When buying a car, many consumers will choose to use auto finance services to reduce their financial pressure. Financial leasing and installment payments are two common auto finance services, each with its own characteristics and suitable for different car purchase needs. Understanding the difference between these two methods will help consumers make the best car purchase decision based on their actual situation.
Financial leasing means that consumers sign a lease contract with a financial institution (usually an auto finance company) and use a vehicle by paying rent on schedule within a certain period of time. After the contract expires, they can choose to purchase the vehicle or return it to the leasing company.
The main features of financial leasing
Only the right to use fee is paid during the lease period: Consumers pay the cost of using the vehicle every month, not the purchase price, so the monthly payment is lower.
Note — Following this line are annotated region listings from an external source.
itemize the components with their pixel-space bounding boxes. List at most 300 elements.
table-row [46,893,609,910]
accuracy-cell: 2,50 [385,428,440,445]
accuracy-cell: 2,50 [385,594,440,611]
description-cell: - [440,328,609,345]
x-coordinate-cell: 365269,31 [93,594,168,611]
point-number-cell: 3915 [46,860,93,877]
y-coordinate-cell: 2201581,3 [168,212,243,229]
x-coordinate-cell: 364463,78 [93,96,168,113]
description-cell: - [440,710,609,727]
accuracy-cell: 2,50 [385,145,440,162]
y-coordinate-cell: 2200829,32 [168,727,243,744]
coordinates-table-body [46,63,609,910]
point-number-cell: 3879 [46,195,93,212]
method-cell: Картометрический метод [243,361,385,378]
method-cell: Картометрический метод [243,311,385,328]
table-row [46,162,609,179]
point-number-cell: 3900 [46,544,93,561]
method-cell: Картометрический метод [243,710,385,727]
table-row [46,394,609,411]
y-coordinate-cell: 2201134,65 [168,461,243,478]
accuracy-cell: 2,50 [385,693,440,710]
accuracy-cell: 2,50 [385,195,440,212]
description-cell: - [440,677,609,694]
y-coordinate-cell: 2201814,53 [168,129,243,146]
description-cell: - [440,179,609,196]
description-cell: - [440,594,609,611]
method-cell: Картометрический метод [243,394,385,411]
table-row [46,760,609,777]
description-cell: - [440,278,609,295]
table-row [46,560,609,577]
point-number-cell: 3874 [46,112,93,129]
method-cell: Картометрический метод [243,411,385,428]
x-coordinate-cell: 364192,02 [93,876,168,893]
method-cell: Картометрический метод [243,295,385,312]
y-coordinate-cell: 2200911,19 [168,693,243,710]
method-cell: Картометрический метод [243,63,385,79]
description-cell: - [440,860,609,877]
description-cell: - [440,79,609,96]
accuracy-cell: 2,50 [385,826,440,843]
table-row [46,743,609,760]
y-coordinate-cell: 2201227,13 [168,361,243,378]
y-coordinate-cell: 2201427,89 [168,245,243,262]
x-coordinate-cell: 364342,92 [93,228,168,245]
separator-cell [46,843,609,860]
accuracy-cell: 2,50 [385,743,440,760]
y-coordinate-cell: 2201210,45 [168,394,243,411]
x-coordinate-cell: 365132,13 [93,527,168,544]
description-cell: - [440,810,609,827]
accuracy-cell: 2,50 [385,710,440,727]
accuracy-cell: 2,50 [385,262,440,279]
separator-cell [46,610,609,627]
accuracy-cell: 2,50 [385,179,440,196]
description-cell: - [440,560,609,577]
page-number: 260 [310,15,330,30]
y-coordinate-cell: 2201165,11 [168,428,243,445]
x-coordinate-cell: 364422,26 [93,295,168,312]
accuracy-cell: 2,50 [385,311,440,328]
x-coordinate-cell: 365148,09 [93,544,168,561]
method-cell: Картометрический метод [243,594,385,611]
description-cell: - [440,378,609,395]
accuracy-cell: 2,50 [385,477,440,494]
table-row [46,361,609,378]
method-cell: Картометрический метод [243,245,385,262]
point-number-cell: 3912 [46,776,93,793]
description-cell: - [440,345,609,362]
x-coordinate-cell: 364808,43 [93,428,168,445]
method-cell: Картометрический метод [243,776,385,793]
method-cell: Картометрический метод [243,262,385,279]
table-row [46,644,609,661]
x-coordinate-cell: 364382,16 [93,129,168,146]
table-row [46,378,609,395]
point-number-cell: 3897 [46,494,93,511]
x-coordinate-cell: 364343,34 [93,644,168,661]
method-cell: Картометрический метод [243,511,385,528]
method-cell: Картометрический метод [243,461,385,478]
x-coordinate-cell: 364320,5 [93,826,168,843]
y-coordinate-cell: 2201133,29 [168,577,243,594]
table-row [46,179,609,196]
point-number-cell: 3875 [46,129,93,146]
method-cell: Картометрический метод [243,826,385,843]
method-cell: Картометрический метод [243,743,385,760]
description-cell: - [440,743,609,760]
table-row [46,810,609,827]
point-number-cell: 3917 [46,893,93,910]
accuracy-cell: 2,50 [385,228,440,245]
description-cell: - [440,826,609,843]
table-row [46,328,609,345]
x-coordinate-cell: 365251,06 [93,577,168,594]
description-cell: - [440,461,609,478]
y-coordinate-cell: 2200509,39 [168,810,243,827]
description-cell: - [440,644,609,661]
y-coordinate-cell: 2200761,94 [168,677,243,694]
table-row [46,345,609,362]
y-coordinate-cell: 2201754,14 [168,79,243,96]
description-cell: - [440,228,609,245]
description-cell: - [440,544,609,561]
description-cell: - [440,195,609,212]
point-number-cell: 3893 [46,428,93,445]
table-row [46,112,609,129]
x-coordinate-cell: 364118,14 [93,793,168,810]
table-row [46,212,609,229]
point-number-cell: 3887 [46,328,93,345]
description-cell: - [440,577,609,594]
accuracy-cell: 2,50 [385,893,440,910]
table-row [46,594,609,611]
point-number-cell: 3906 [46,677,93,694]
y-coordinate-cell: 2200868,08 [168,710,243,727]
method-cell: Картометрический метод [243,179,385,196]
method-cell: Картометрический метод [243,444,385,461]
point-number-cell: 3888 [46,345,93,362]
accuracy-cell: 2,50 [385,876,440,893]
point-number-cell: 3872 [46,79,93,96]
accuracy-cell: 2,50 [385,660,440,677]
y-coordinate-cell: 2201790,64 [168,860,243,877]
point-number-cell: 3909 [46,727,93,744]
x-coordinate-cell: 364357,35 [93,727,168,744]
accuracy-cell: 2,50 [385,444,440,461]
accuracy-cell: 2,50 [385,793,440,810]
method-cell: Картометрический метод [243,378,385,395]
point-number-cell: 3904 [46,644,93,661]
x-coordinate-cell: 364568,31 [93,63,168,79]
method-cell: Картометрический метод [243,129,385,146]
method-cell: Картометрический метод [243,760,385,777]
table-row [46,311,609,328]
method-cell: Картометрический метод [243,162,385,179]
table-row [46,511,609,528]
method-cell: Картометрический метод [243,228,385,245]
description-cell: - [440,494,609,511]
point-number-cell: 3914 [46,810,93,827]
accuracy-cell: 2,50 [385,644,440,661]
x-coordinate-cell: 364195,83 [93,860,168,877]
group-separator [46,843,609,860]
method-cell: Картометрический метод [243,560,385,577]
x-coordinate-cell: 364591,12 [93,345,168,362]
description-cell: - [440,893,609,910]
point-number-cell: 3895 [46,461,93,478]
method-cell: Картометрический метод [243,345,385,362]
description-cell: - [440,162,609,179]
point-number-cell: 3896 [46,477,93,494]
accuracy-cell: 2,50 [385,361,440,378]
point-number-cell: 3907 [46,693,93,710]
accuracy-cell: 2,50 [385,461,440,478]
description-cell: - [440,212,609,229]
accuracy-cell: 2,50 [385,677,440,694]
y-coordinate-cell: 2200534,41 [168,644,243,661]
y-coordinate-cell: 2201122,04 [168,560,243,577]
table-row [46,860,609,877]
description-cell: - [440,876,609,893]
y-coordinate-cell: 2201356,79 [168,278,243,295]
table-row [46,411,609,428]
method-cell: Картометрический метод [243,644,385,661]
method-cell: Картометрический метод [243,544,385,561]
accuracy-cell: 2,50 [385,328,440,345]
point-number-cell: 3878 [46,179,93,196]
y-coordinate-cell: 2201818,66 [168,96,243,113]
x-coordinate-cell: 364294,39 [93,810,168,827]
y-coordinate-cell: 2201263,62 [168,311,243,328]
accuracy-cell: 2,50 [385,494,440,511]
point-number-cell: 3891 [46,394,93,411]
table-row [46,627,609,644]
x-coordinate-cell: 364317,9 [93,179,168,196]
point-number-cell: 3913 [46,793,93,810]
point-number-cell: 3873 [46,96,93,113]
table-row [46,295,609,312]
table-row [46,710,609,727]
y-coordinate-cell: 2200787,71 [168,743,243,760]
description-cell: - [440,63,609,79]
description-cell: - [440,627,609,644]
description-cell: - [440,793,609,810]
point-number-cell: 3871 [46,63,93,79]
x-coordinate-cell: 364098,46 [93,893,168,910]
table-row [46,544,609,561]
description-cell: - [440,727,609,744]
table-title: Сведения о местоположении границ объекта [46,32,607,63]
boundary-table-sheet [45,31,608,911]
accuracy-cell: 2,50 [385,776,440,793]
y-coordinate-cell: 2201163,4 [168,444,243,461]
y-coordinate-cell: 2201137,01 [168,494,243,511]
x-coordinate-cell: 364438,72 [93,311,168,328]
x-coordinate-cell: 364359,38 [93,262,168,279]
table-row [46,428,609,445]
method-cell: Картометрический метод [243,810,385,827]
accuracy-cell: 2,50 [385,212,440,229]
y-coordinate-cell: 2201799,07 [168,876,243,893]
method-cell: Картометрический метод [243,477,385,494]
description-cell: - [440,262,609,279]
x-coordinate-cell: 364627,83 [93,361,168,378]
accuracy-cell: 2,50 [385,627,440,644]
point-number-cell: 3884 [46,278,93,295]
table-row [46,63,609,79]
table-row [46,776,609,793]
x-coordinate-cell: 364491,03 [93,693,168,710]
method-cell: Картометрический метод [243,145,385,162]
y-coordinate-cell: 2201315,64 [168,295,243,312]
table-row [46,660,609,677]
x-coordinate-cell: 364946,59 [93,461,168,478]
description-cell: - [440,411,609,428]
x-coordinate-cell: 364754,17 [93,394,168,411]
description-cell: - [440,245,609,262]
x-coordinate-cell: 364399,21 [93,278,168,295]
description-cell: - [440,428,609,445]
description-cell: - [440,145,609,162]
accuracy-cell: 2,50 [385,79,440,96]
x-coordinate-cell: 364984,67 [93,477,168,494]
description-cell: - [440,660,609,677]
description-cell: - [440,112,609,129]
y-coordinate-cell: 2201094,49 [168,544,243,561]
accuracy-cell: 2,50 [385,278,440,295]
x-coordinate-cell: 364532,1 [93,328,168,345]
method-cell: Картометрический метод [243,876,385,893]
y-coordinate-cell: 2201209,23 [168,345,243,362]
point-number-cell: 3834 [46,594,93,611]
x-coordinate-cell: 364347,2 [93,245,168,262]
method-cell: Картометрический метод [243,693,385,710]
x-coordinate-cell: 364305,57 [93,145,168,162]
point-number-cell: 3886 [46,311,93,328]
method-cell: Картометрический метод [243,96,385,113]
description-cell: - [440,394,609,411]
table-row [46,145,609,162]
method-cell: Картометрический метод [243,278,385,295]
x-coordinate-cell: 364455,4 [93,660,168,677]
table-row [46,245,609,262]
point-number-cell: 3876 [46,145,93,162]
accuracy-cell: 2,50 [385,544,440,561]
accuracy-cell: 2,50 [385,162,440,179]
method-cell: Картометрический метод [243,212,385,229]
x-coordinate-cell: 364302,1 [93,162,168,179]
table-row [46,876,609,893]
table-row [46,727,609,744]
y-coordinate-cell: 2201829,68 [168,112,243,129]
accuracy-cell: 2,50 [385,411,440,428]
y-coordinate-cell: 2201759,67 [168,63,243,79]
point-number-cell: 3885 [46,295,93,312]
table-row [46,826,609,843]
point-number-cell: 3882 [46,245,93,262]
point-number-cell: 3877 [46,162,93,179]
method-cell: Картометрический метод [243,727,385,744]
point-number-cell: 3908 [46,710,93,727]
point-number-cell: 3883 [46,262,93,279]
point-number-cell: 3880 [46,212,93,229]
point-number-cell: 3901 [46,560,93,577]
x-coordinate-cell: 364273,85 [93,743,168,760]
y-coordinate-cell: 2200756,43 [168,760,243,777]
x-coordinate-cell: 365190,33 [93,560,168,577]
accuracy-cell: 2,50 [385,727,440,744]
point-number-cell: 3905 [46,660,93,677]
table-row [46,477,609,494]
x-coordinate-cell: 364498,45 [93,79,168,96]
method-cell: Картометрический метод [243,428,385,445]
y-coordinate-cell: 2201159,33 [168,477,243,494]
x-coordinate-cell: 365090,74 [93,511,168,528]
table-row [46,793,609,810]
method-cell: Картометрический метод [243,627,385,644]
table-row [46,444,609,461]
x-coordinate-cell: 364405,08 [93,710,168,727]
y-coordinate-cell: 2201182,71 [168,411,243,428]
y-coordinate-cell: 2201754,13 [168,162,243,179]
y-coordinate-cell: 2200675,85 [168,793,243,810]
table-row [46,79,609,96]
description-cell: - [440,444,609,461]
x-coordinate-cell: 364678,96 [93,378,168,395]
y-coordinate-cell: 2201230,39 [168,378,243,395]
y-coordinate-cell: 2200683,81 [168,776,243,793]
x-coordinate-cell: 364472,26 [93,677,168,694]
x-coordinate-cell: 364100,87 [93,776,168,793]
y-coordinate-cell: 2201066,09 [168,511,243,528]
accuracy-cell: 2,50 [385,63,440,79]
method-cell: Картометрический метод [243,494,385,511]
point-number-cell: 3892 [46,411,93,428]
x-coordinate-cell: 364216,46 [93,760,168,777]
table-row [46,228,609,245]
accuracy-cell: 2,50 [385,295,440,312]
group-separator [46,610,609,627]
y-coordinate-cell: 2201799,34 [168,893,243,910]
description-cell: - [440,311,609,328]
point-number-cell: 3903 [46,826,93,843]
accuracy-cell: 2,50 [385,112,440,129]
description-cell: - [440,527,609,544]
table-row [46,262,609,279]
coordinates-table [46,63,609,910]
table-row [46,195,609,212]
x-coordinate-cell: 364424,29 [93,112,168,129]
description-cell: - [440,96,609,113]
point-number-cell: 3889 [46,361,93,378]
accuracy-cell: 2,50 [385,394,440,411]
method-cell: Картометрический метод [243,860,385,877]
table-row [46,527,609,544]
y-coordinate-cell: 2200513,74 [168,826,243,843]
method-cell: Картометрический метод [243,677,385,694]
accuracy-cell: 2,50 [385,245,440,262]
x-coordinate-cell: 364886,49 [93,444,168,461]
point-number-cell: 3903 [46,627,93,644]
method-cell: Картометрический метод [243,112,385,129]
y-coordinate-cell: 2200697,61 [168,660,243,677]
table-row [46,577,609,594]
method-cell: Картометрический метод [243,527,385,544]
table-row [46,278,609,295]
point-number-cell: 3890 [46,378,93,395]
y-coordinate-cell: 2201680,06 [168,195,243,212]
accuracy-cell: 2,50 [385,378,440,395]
Higher flexibility: After the contract expires, consumers can choose to buy the vehicle or return it. Some leasing companies also allow early termination of the contract midway through the lease period, but additional fees may be incurred.
Vehicle ownership is not in the hands of consumers: During the lease period, the ownership of the vehicle belongs to the leasing company, and consumers only have the right to use it.
Lower down payment ratio: Compared with installment payments, the down payment of financial leasing is usually lower, which is suitable for consumers with limited budgats.
Installment payment means that consumers purchase cars through loans from financial institutions and repay the car money to the financial institutions in installments. The amount paid by consumers usually includes the full price of the car (minus the down payment), and the loan will be repaid in monthly installments within a certain period of time.